My best guess, is to wire the two blacks together in the ceiling, with a wire nut.
One of the whites should be marked. This will go to the Black of the fixture. The other white wire should go to the white of the fixture. And then connect the ground.
So the path will be Panel Hot -> Black wire -> [ Switch Common -> Switch Travellers ->Switch common -> ] WHITE -> Light -> Panel Neutral.
the stuff in Brackets [] is in the wall, and you won't see it.
See this http://diy.blogoverflow.com/2012/01/poles-and-throws/ for more information on 3-way switches.

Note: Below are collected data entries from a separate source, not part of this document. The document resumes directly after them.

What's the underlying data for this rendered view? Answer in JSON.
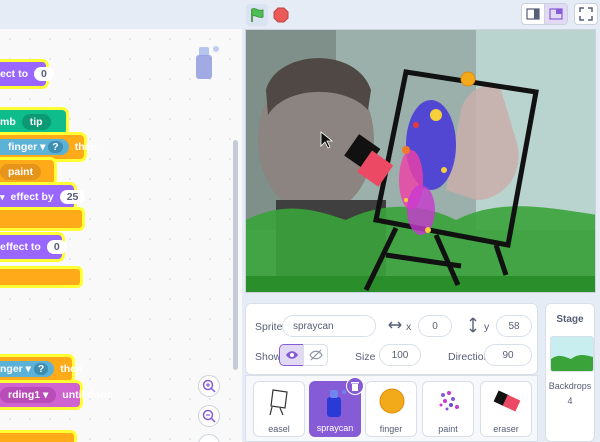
{
  "blocks": {
    "b1_label": "ect to",
    "b1_val": "0",
    "b2_mb": "mb",
    "b2_tip": "tip",
    "b3_finger": "finger",
    "b3_q": "?",
    "b3_then": "then",
    "b4_paint": "paint",
    "b5_effect": "effect by",
    "b5_val": "25",
    "b6_effect": "effect to",
    "b6_val": "0",
    "b7_nger": "nger",
    "b7_q": "?",
    "b7_then": "then",
    "b8_rding": "rding1",
    "b8_until": "until done"
  },
  "controls": {
    "zoom_in": "+",
    "zoom_out": "−",
    "zoom_reset": "="
  },
  "sprite_info": {
    "sprite_label": "Sprite",
    "sprite_name": "spraycan",
    "x_label": "x",
    "x_value": "0",
    "y_label": "y",
    "y_value": "58",
    "show_label": "Show",
    "size_label": "Size",
    "size_value": "100",
    "direction_label": "Direction",
    "direction_value": "90"
  },
  "sprites": [
    {
      "name": "easel",
      "selected": false
    },
    {
      "name": "spraycan",
      "selected": true
    },
    {
      "name": "finger",
      "selected": false
    },
    {
      "name": "paint",
      "selected": false
    },
    {
      "name": "eraser",
      "selected": false
    }
  ],
  "stage_pane": {
    "title": "Stage",
    "backdrops_label": "Backdrops",
    "backdrops_count": "4"
  },
  "colors": {
    "accent": "#855cd6",
    "looks": "#9966ff",
    "control": "#ffab19",
    "extension": "#0fbd8c",
    "sensing": "#5cb1d6",
    "highlight": "#ffff33",
    "green_flag": "#4cbf56",
    "stop": "#ec5959"
  }
}
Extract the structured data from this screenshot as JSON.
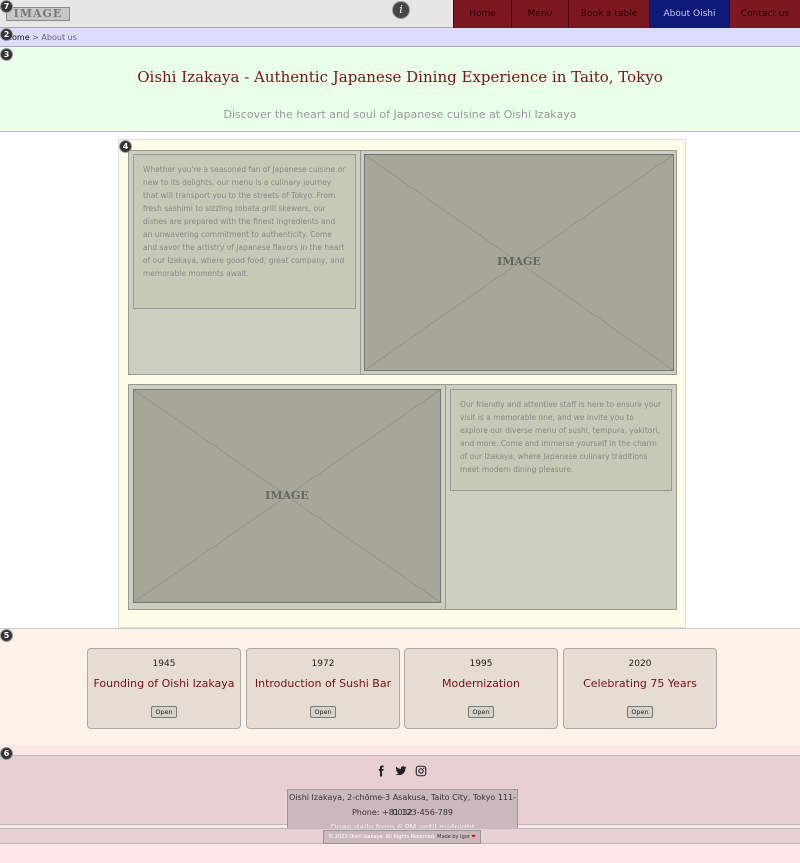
{
  "header": {
    "logo_text": "IMAGE",
    "info_icon": "info-icon",
    "nav": [
      {
        "label": "Home",
        "active": false
      },
      {
        "label": "Menu",
        "active": false
      },
      {
        "label": "Book a table",
        "active": false
      },
      {
        "label": "About Oishi",
        "active": true
      },
      {
        "label": "Contact us",
        "active": false
      }
    ]
  },
  "badges": [
    "7",
    "2",
    "3",
    "4",
    "5",
    "6"
  ],
  "breadcrumb": {
    "home": "Home",
    "separator": ">",
    "current": "About us"
  },
  "hero": {
    "title": "Oishi Izakaya - Authentic Japanese Dining Experience in Taito, Tokyo",
    "subtitle": "Discover the heart and soul of Japanese cuisine at Oishi Izakaya"
  },
  "about": {
    "paragraph1": "Whether you're a seasoned fan of Japanese cuisine or new to its delights, our menu is a culinary journey that will transport you to the streets of Tokyo. From fresh sashimi to sizzling robata grill skewers, our dishes are prepared with the finest ingredients and an unwavering commitment to authenticity. Come and savor the artistry of Japanese flavors in the heart of our Izakaya, where good food, great company, and memorable moments await.",
    "paragraph2": "Our friendly and attentive staff is here to ensure your visit is a memorable one, and we invite you to explore our diverse menu of sushi, tempura, yakitori, and more. Come and immerse yourself in the charm of our Izakaya, where Japanese culinary traditions meet modern dining pleasure.",
    "image_label": "IMAGE"
  },
  "timeline": [
    {
      "year": "1945",
      "title": "Founding of Oishi Izakaya",
      "button": "Open"
    },
    {
      "year": "1972",
      "title": "Introduction of Sushi Bar",
      "button": "Open"
    },
    {
      "year": "1995",
      "title": "Modernization",
      "button": "Open"
    },
    {
      "year": "2020",
      "title": "Celebrating 75 Years",
      "button": "Open"
    }
  ],
  "footer": {
    "social": [
      "facebook-icon",
      "twitter-icon",
      "instagram-icon"
    ],
    "address": "Oishi Izakaya, 2-chōme-3 Asakusa, Taito City, Tokyo 111-0032",
    "phone": "Phone: +81 123-456-789",
    "hours": "Open daily from 6 PM until midnight",
    "copyright": "© 2023 Oishi Izakaya. All Rights Reserved.",
    "made_by": "Made by Igor",
    "heart": "❤"
  },
  "colors": {
    "nav_bg": "#7d1720",
    "nav_active_bg": "#0d1a7a",
    "accent_text": "#7a1018"
  }
}
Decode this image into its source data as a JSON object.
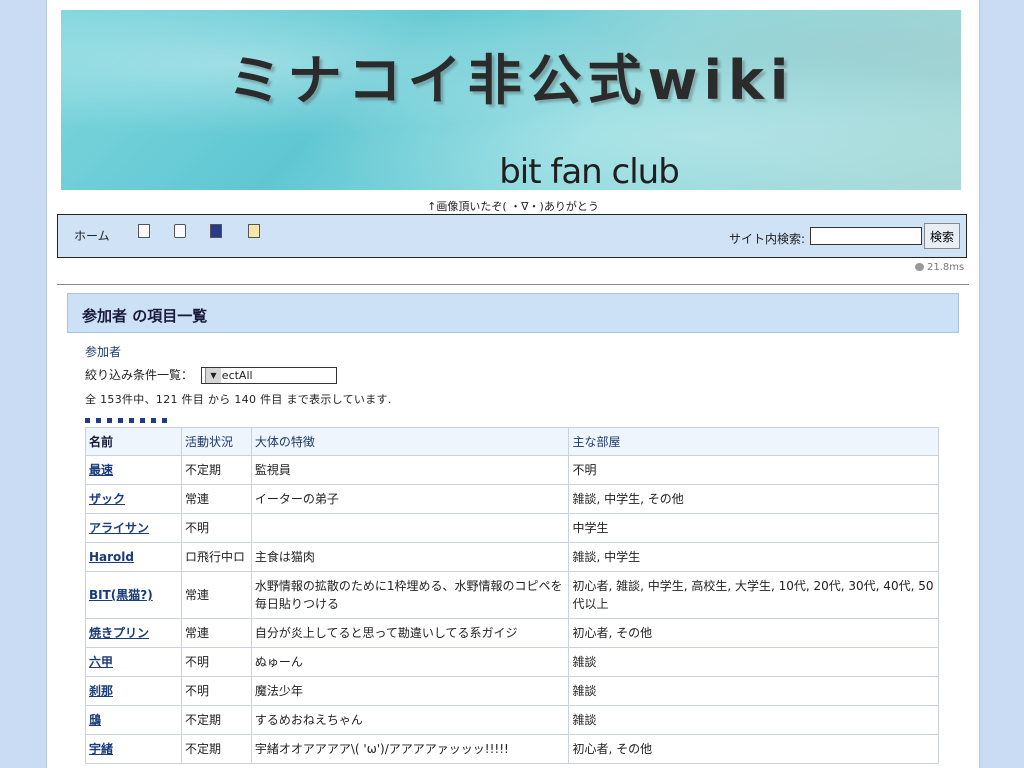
{
  "banner": {
    "title": "ミナコイ非公式wiki",
    "subtitle": "bit fan club"
  },
  "caption": "↑画像頂いたぞ( ・∇・)ありがとう",
  "nav": {
    "home": "ホーム",
    "search_label": "サイト内検索:",
    "search_value": "",
    "search_button": "検索"
  },
  "timing": "21.8ms",
  "page_title": "参加者 の項目一覧",
  "breadcrumb": "参加者",
  "filter": {
    "label": "絞り込み条件一覧：",
    "selected": "SelectAll"
  },
  "count_text": "全 153件中、121 件目 から 140 件目 まで表示しています.",
  "table": {
    "headers": [
      "名前",
      "活動状況",
      "大体の特徴",
      "主な部屋"
    ],
    "rows": [
      {
        "name": "最速",
        "status": "不定期",
        "trait": "監視員",
        "rooms": "不明"
      },
      {
        "name": "ザック",
        "status": "常連",
        "trait": "イーターの弟子",
        "rooms": "雑談, 中学生, その他"
      },
      {
        "name": "アライサン",
        "status": "不明",
        "trait": "",
        "rooms": "中学生"
      },
      {
        "name": "Harold",
        "status": "ロ飛行中ロ",
        "trait": "主食は猫肉",
        "rooms": "雑談, 中学生"
      },
      {
        "name": "BIT(黒猫?)",
        "status": "常連",
        "trait": "水野情報の拡散のために1枠埋める、水野情報のコピペを毎日貼りつける",
        "rooms": "初心者, 雑談, 中学生, 高校生, 大学生, 10代, 20代, 30代, 40代, 50代以上"
      },
      {
        "name": "焼きプリン",
        "status": "常連",
        "trait": "自分が炎上してると思って勘違いしてる系ガイジ",
        "rooms": "初心者, その他"
      },
      {
        "name": "六甲",
        "status": "不明",
        "trait": "ぬゅーん",
        "rooms": "雑談"
      },
      {
        "name": "刹那",
        "status": "不明",
        "trait": "魔法少年",
        "rooms": "雑談"
      },
      {
        "name": "鴟",
        "status": "不定期",
        "trait": "するめおねえちゃん",
        "rooms": "雑談"
      },
      {
        "name": "宇緒",
        "status": "不定期",
        "trait": "宇緒オオアアアア\\( 'ω')/アアアアァッッッ!!!!!",
        "rooms": "初心者, その他"
      }
    ]
  }
}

I think I know what's going on here, the solution is simple if the situation is as I understand it. I'll go over it again as confirmation.

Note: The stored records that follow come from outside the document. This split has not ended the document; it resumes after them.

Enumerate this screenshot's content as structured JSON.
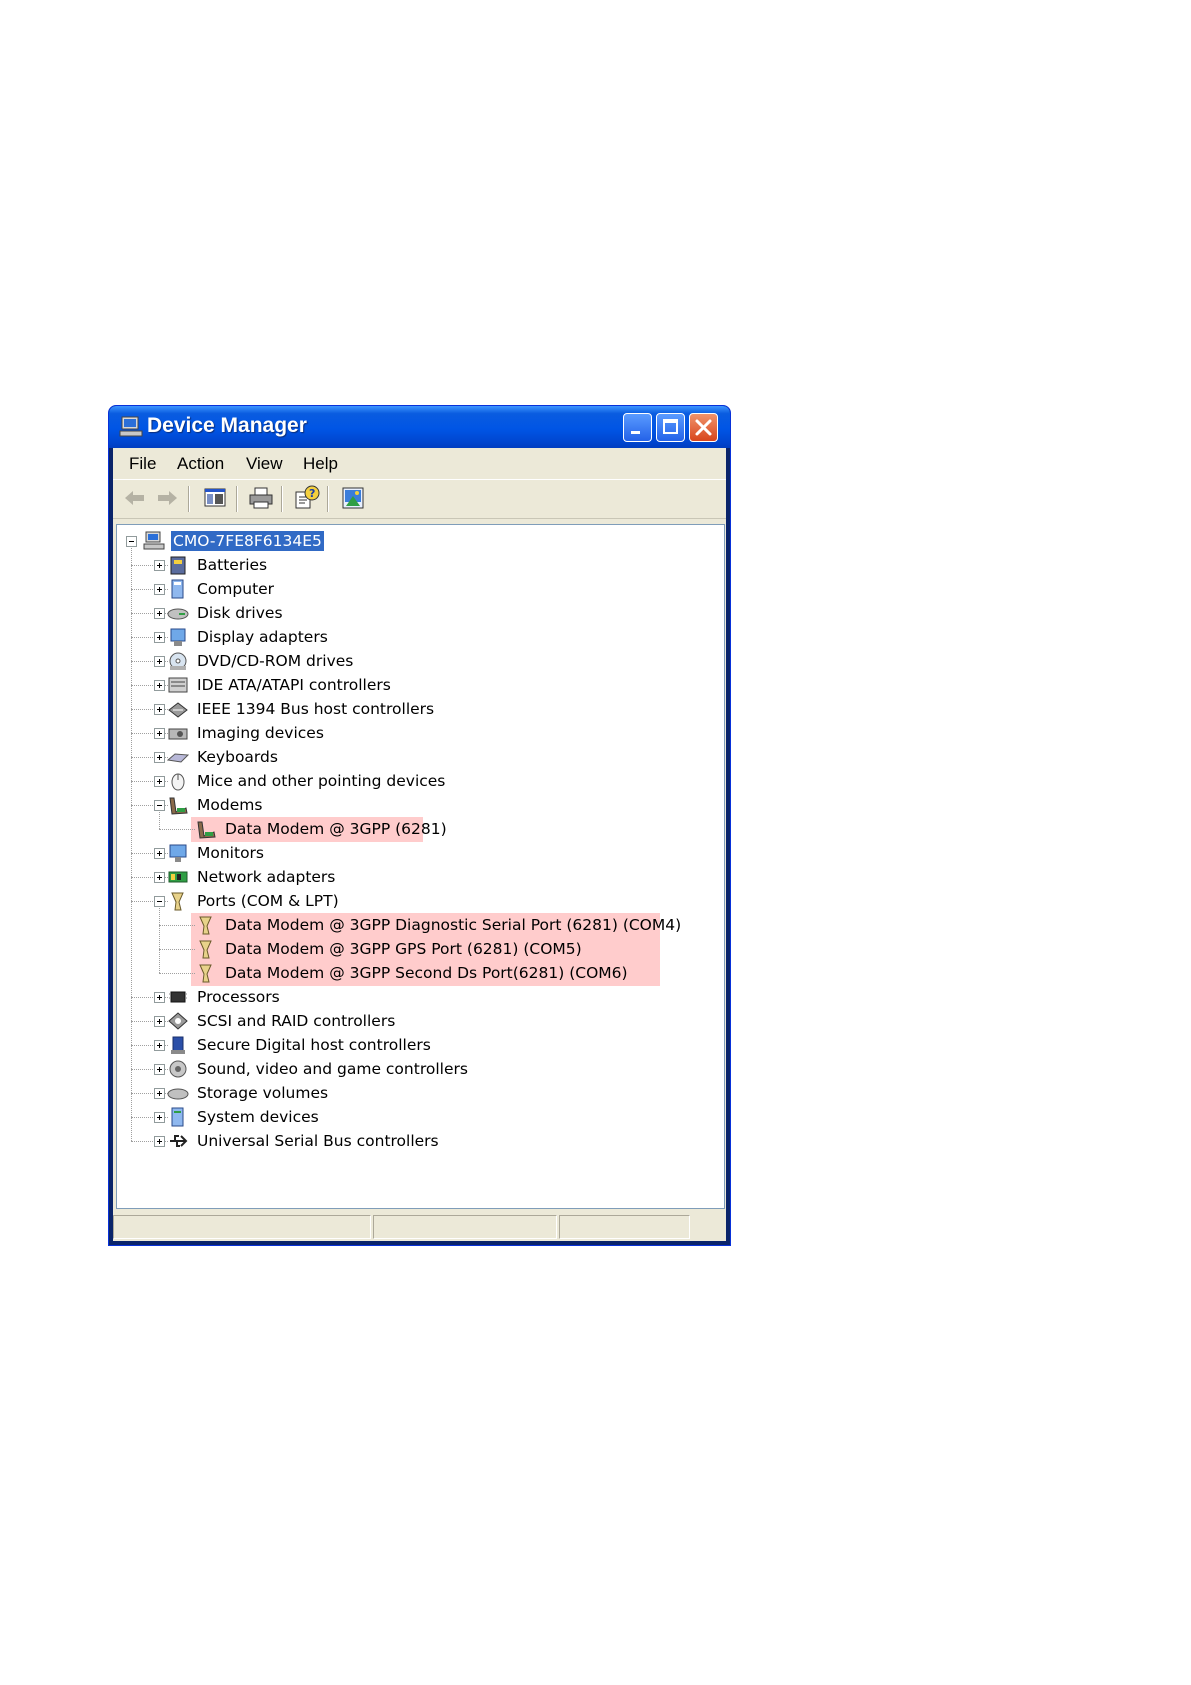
{
  "window": {
    "title": "Device Manager"
  },
  "menu": {
    "items": [
      "File",
      "Action",
      "View",
      "Help"
    ]
  },
  "toolbar": {
    "buttons": [
      "back-arrow-icon",
      "forward-arrow-icon",
      "show-hide-console-tree-icon",
      "print-icon",
      "properties-help-icon",
      "scan-hardware-icon"
    ]
  },
  "tree": {
    "root": "CMO-7FE8F6134E5",
    "items": [
      {
        "label": "Batteries",
        "icon": "battery-icon",
        "expanded": false
      },
      {
        "label": "Computer",
        "icon": "computer-icon",
        "expanded": false
      },
      {
        "label": "Disk drives",
        "icon": "disk-drive-icon",
        "expanded": false
      },
      {
        "label": "Display adapters",
        "icon": "display-adapter-icon",
        "expanded": false
      },
      {
        "label": "DVD/CD-ROM drives",
        "icon": "cdrom-icon",
        "expanded": false
      },
      {
        "label": "IDE ATA/ATAPI controllers",
        "icon": "ide-controller-icon",
        "expanded": false
      },
      {
        "label": "IEEE 1394 Bus host controllers",
        "icon": "ieee1394-icon",
        "expanded": false
      },
      {
        "label": "Imaging devices",
        "icon": "imaging-device-icon",
        "expanded": false
      },
      {
        "label": "Keyboards",
        "icon": "keyboard-icon",
        "expanded": false
      },
      {
        "label": "Mice and other pointing devices",
        "icon": "mouse-icon",
        "expanded": false
      },
      {
        "label": "Modems",
        "icon": "modem-icon",
        "expanded": true
      },
      {
        "label": "Data Modem @ 3GPP (6281)",
        "icon": "modem-icon",
        "child": true
      },
      {
        "label": "Monitors",
        "icon": "monitor-icon",
        "expanded": false
      },
      {
        "label": "Network adapters",
        "icon": "network-adapter-icon",
        "expanded": false
      },
      {
        "label": "Ports (COM & LPT)",
        "icon": "port-icon",
        "expanded": true
      },
      {
        "label": "Data Modem @ 3GPP Diagnostic Serial Port (6281) (COM4)",
        "icon": "port-icon",
        "child": true
      },
      {
        "label": "Data Modem @ 3GPP GPS Port (6281) (COM5)",
        "icon": "port-icon",
        "child": true
      },
      {
        "label": "Data Modem @ 3GPP Second Ds Port(6281) (COM6)",
        "icon": "port-icon",
        "child": true
      },
      {
        "label": "Processors",
        "icon": "processor-icon",
        "expanded": false
      },
      {
        "label": "SCSI and RAID controllers",
        "icon": "scsi-icon",
        "expanded": false
      },
      {
        "label": "Secure Digital host controllers",
        "icon": "sd-host-icon",
        "expanded": false
      },
      {
        "label": "Sound, video and game controllers",
        "icon": "sound-icon",
        "expanded": false
      },
      {
        "label": "Storage volumes",
        "icon": "storage-volume-icon",
        "expanded": false
      },
      {
        "label": "System devices",
        "icon": "system-device-icon",
        "expanded": false
      },
      {
        "label": "Universal Serial Bus controllers",
        "icon": "usb-icon",
        "expanded": false
      }
    ]
  },
  "colors": {
    "title_bar": "#0055e5",
    "selection": "#316ac5",
    "highlight": "#ffcccc",
    "chrome": "#ece9d8"
  }
}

The butchered wire should be the unswitched power from source that continues through the two switches, one for each light in turn, then on to the lights, then return via neutral. If you're in North America and the usual color codes were followed, this wire should be black. (Neutrals are white) The original configuration had a short length of insulation stripped from the end and attached to a switch (closet?). A few inches away, the same wire had a length of insulation stripped, but with insulation left in between the stripped portions. The copper wire itself remained continuous, the non-end bare portion looped partly around the binding screw of the other switch (bathroom?). See sketch below "Original". Only the pertinent wiring is shown, all other wiring omitted for clarity.
You then taped up the inner stripped portion and reinstalled the wire end to one switch, leaving the other without power. Correct?

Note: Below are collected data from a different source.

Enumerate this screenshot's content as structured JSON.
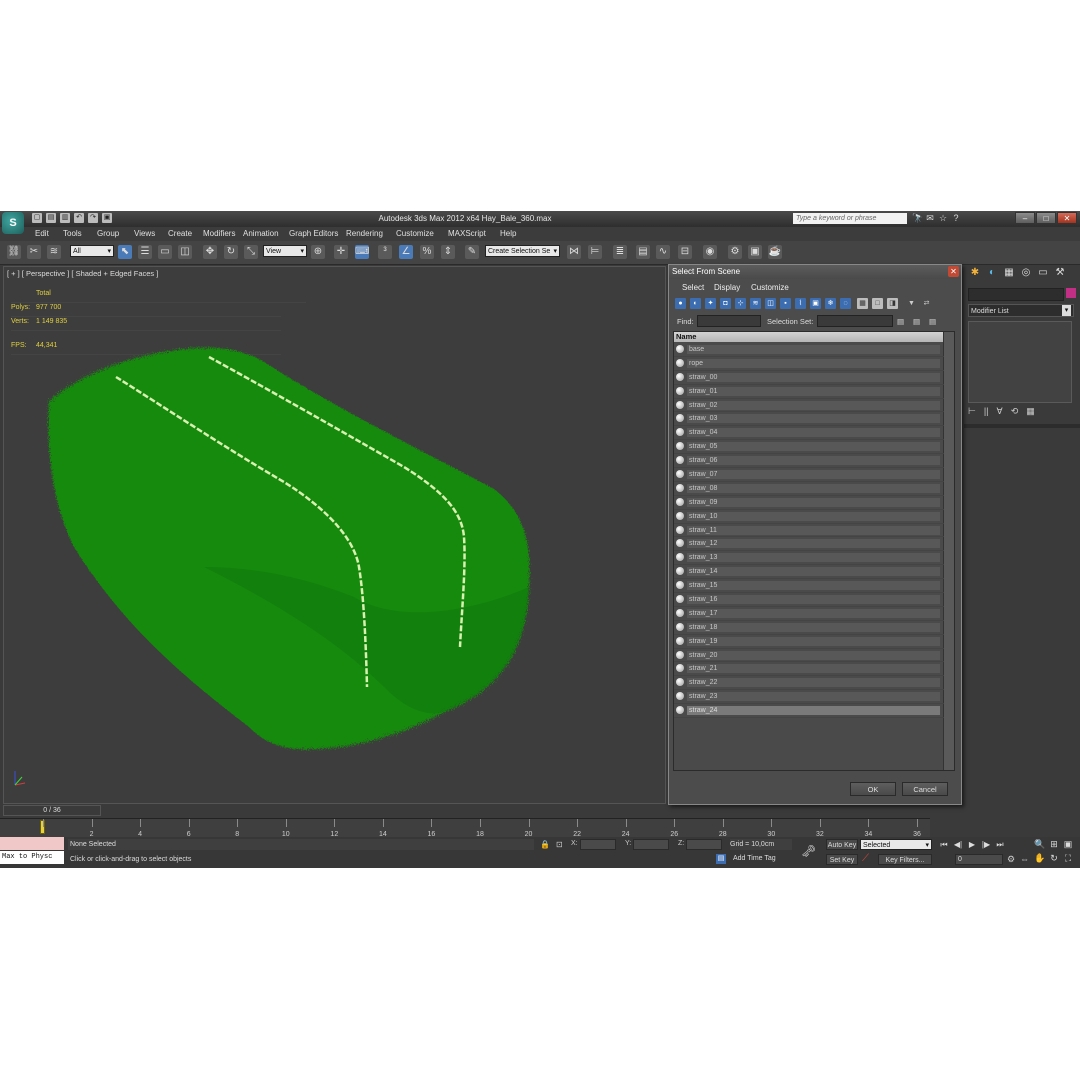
{
  "app": {
    "title": "Autodesk 3ds Max  2012 x64     Hay_Bale_360.max",
    "search_placeholder": "Type a keyword or phrase",
    "logo_glyph": "S",
    "window_buttons": [
      "–",
      "□",
      "✕"
    ]
  },
  "quick_access": [
    "▢",
    "▤",
    "▥",
    "↶",
    "↷",
    "▣"
  ],
  "title_icons": [
    "🔭",
    "✉",
    "☆",
    "?"
  ],
  "menu": [
    "Edit",
    "Tools",
    "Group",
    "Views",
    "Create",
    "Modifiers",
    "Animation",
    "Graph Editors",
    "Rendering",
    "Customize",
    "MAXScript",
    "Help"
  ],
  "toolbar": {
    "selection_filter": "All",
    "reference_coord": "View",
    "named_selection": "Create Selection Se"
  },
  "viewport": {
    "label": "[ + ] [ Perspective ] [ Shaded + Edged Faces ]",
    "stats": {
      "total_label": "Total",
      "polys_label": "Polys:",
      "polys": "977 700",
      "verts_label": "Verts:",
      "verts": "1 149 835",
      "fps_label": "FPS:",
      "fps": "44,341"
    },
    "colors": {
      "hay": "#148a10",
      "rope": "#d8f0b0"
    }
  },
  "command_panel": {
    "tabs": [
      "✱",
      "◐",
      "▦",
      "◎",
      "▭",
      "⚒"
    ],
    "modifier_list": "Modifier List",
    "stack_tools": [
      "⊢",
      "||",
      "∀",
      "⟲",
      "▦"
    ]
  },
  "dialog": {
    "title": "Select From Scene",
    "menu": [
      "Select",
      "Display",
      "Customize"
    ],
    "find_label": "Find:",
    "selection_set_label": "Selection Set:",
    "column_header": "Name",
    "items": [
      "base",
      "rope",
      "straw_00",
      "straw_01",
      "straw_02",
      "straw_03",
      "straw_04",
      "straw_05",
      "straw_06",
      "straw_07",
      "straw_08",
      "straw_09",
      "straw_10",
      "straw_11",
      "straw_12",
      "straw_13",
      "straw_14",
      "straw_15",
      "straw_16",
      "straw_17",
      "straw_18",
      "straw_19",
      "straw_20",
      "straw_21",
      "straw_22",
      "straw_23",
      "straw_24"
    ],
    "selected_item": "straw_24",
    "ok_label": "OK",
    "cancel_label": "Cancel"
  },
  "timeline": {
    "slider_label": "0 / 36",
    "ticks": [
      "0",
      "2",
      "4",
      "6",
      "8",
      "10",
      "12",
      "14",
      "16",
      "18",
      "20",
      "22",
      "24",
      "26",
      "28",
      "30",
      "32",
      "34",
      "36"
    ]
  },
  "status": {
    "maxscript": "Max to Physc",
    "selection": "None Selected",
    "prompt": "Click or click-and-drag to select objects",
    "x_label": "X:",
    "y_label": "Y:",
    "z_label": "Z:",
    "grid": "Grid = 10,0cm",
    "add_time_tag": "Add Time Tag",
    "auto_key": "Auto Key",
    "set_key": "Set Key",
    "key_mode": "Selected",
    "key_filters": "Key Filters...",
    "frame": "0"
  },
  "playback": [
    "⏮",
    "◀|",
    "▶",
    "|▶",
    "⏭"
  ],
  "nav_icons": [
    "🔍",
    "⊞",
    "▣",
    "✋",
    "↻",
    "⛶"
  ]
}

If so, this is a somewhat common bad practice, mainly because the unbroken partial loop cannot be properly bound to the terminal. The fix is easy. You need a wire nut sized for 3 conductors of whatever wire gauge is used (usually #12 or #14 AWG) and two short lengths of the same gauge black insulated solid copper wire.
Remove your taped patch and cut the wire so that the entire wire is completely insulated except for the final 5/8"-3/4" which remains bare. (See sketch "Cut") Attach this and the two short pieces (ends stripped in similar fashion) with the wire nut.
The other ends of the short pieces are attached, one per switch, to where the original wire was attached. (See sketch "New") There is a particular way to make binding screw connections which you may not see in the existing work. Do NOT make a simple U bend and hook it around the binding screw, you do not get adequate surface contact this way. (Sketch "NO!")
Instead, pre-bend the wire end into a nearly complete circle, so it is configured much like an eye bolt eye. (Sketch "Yes") Re-open the end gap just enough to slip the binding screw through. The loop must go clockwise around the screw so tightening the screw closes the end gap. Before tightening the screw, pre-close the gap as best you can with needle nose pliers. Firmly tighten the binding screw and it will draw the gap the rest of the way closed.
You can see electrically you have the exact same situation, but now you have used good quality methods to achieve the connections.
Best Answer
Contact your AHJ regarding use of neutrals at these switches.
You have wired this for an "old school" wiring plan. Changes were made in 2011 Code (which everyone has adopted) which require neutral in many, but not all switch locations, depending on where they are physically in the rooms. This may still be alright, but I would get the AHJ (your inspector) to sign-off ASAP. If the AHJ is displeased, you'll need to either wire certain segments with /4 cable or go to conduit; or change altogether to smart switches.
You are not allowed to use 2 cables to substitute for a /4 or /5 cable. You could if it was 5 volts DC, but it's mains AC power, and imbalanced currents in 2 cables causes big problems.
How to wire it old-school.
The problem with any 3-way/4-way complex is the dizzying re-use of the same colors for many tasks. Whereas it gets rather easy if you re-mark the wire colors by function. A 5-pack of colored electrical tape is $5. Always mark both ends of each wire the same.
Using this this color code: yellow are travelers, black is always-hot, red is switched-hot, and white is neutral. Here we go:
Remember when you re-mark a wire, it is now that color. I like to spiral the tape on so it marks the wire for much of its exposed length. The point of these colors is it makes the remaining wire the needed color.
Put your thinking cap on. Ready?
At 3-way switches, the 2 travelers go on the brass screws, and the remaining wire goes on black.
At 4-ways, the 2 travelers from one cable go on the brass screws, and the 2 travelers from the other cable go on the black screws.
At the wires which remain, join same colors with a wire nut.
Wow, that was not so bad. See what colors do for ya?